— Совсем, что ли? — оторопел медведь.
— Отчасти… — уклончиво, но печально подтвердил У.
Разлили по второй порции мёда. Подкрепились. Медведь задумался».
— Враки и бредятина! — заявила тётушка ежа, женщина серьёзная и хозяйственная.
— Ну… не скажите, не скажите… Есть здесь что-то… Что-то есть, да… — покряхтывал из угла дедушка.
— Ну давай, давай, читай дальше! — галдело молодое поколение…Но наступало время сна, и ёж, улыбаясь, запирал свои записи в сундук, натягивал до самого носа одеяло, и-засыпал…
«… С запрокинутой вверх мордашкой, неподвижный, наблюдал У за бесшумным, невероятно красивым полётом Золотого Дракона.
О! он был золотой-золотой!..Даже валенки на его лапах отливали золотом… И серый шерстяной платок — развеваясь над заснеженным поднебесьем — всё больше и больше становился похож на невесомую золотистую колыбель, в которой (и это — правда!) рождаются звёзды…»
(Угли костра — разламываясь и сжимаясь маленькими пульсирующими вишнями — всё укрывищнее и глубже запутывались в вуаль пепла.

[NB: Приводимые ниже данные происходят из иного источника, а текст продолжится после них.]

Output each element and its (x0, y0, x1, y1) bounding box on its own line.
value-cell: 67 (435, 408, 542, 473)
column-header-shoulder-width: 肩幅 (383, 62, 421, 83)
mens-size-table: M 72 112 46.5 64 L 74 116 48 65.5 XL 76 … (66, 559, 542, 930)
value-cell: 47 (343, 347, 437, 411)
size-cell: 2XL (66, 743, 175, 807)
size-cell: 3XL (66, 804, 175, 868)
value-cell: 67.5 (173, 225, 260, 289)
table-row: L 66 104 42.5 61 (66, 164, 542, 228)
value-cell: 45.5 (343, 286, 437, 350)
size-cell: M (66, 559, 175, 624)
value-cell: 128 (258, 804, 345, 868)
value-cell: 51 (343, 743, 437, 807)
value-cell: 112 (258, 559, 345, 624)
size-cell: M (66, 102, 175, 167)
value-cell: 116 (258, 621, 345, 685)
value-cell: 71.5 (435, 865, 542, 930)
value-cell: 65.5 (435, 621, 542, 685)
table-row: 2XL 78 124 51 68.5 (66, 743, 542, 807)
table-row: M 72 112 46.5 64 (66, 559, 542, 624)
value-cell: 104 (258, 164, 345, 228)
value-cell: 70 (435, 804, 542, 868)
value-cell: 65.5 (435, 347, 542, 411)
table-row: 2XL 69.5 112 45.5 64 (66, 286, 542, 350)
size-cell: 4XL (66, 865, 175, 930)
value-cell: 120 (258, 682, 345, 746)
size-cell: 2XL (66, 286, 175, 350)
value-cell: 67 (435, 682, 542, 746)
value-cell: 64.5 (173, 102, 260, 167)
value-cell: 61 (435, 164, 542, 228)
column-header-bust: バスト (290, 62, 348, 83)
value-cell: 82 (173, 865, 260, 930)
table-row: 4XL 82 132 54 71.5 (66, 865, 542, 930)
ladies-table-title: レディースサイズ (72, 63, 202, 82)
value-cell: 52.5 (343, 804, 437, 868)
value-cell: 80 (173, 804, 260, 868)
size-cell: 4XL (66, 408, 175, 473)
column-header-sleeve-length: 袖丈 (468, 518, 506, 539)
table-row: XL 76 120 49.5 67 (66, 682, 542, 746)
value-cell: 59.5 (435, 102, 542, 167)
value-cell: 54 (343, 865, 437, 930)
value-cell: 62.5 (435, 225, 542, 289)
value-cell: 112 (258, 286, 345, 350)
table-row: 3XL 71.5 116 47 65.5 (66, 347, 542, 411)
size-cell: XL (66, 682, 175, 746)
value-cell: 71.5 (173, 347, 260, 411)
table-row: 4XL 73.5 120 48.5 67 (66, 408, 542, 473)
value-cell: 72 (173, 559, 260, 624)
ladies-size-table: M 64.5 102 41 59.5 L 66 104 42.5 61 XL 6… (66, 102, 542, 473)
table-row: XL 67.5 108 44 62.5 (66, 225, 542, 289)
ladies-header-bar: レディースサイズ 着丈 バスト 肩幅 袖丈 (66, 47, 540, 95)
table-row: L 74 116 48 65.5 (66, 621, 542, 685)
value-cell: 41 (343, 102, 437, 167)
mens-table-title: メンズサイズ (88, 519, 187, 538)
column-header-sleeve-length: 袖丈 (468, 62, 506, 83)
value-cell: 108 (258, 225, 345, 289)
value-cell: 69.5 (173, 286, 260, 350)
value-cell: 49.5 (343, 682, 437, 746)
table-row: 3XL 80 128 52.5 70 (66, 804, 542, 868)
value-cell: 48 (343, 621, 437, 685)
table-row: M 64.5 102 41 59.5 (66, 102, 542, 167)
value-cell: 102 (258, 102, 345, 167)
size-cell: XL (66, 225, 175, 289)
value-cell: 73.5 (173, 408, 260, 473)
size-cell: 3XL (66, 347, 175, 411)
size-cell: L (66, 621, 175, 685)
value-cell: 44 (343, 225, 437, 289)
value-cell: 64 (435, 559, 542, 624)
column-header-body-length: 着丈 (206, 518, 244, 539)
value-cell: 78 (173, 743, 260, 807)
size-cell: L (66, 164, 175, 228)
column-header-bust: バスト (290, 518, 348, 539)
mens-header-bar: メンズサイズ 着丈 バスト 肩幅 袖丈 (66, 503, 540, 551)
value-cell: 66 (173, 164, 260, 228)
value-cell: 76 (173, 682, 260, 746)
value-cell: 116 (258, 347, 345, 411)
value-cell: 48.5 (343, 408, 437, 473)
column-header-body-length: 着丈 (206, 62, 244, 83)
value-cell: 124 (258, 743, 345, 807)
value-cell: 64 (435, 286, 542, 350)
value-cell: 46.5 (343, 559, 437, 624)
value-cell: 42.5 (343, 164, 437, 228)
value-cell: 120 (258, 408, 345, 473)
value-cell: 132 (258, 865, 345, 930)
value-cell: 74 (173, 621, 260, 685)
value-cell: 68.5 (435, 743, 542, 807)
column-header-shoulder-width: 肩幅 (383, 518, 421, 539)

Наполовину опустевшие вазочки с сухариками и вареньем рассеянно перебрасывались бликам — далёкими… ускользающими… — с неторопливой, нисходящей узорно и плавно осенней листвой… Подрагивал остывший чай…
Костёр угасал. Ёжик и зверёк придвинулись ближе друг к другу — замирательно… ласково…, — близко всматриваясь в слабеющее сонное пламя… Как можно ближе друг к другу…)
«…ОНО медленно, тяжеловато и неуклюже плескалось в дальнем озёрном заливчике, там, где камыши… камыши… камыши…, там, где висящий на тонких осторожных нитях туман был приветлив и мягок…
…Иногда на камыши наскакивал ветерок, слегка раскачивая их, слегка тревожа. Синели низкие тучи. Зеленели высокие травы. Беспокойные трескучие стрекозы (синие и зелёные) мельтешили — во все стороны, — все стороны лаская искрами животов. Моросил неохотный полусонный дождик.
…ОНО перевернулось на спину (тяжеловато и неуклюже…), закашлялось, зябко повело плечами…
«Вот: озеро… озеро… озеро… Именно здесь, — то тут, то там: чужие… родные…и всякие… кто-нибудь ещё…именно здесь… Где?…Озеро… озеро… Какой редкий и вялый дождик, будто его и нет вовсе… Родные… Это круги на поверхности озера… Дождик… Где? Где вы?..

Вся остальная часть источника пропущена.